Lucero is a pest manager, but he says the first line of defense against losing trees is finding a way to get them the nutrients they need. He and horticulturalist Tracy Neal, who serves on the tree board, point to something called vertimulching that creates a thin, deep cut in the ground that's then filled with organic material. It's a possible solution, though the city doesn't keep a tree expert on staff to provide a quick estimate of how much time or money it would take to implement.
"We're limited in what kind of chemicals we use," Lindell explains. That's by design in the progressive city, which has a pest management policy that requires it to assess cultural practices, nutrient delivery and natural pest predation before going the chemical route. But Lindell says there can be special circumstances.

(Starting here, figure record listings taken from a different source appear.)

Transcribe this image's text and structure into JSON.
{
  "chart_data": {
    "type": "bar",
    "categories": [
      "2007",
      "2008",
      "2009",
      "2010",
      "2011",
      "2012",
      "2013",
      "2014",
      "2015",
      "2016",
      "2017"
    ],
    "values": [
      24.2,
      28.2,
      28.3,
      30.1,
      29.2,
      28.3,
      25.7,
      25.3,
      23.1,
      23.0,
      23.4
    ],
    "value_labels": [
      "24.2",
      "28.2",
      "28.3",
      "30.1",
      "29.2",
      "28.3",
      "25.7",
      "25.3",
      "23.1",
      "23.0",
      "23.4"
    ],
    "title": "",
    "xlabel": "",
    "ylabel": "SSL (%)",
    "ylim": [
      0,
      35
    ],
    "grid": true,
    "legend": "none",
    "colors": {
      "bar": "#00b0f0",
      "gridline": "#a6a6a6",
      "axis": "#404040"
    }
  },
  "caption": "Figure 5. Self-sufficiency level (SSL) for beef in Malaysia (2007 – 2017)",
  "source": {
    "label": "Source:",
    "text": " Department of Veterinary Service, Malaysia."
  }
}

"If in order to save those trees, we have to do some very special things we wouldn't typically do, I would consider supporting that," she tells SFR. And she knows exactly what kind of can she's opening when she does so. "Let me be clear, we're not talking about Roundup."
She continues, "It would be a terrible shame to let them die." The city has plenty of warning, and neither she nor Lucero are concerned about what's going to happen in the next couple of years.
"It's not like they die overnight, but they're not healthy," Lindell says. "I don't know what the timeframe is for when they get past saving, but I don't want to get there."
Kilmer, the early-20th century poet, was known for weaving religion and nature through his work. He pegged that very same problem of talking too much and waiting too long to appreciate what's right in front of—or above—us: "Poems are made by fools like me, / But only God can make a tree."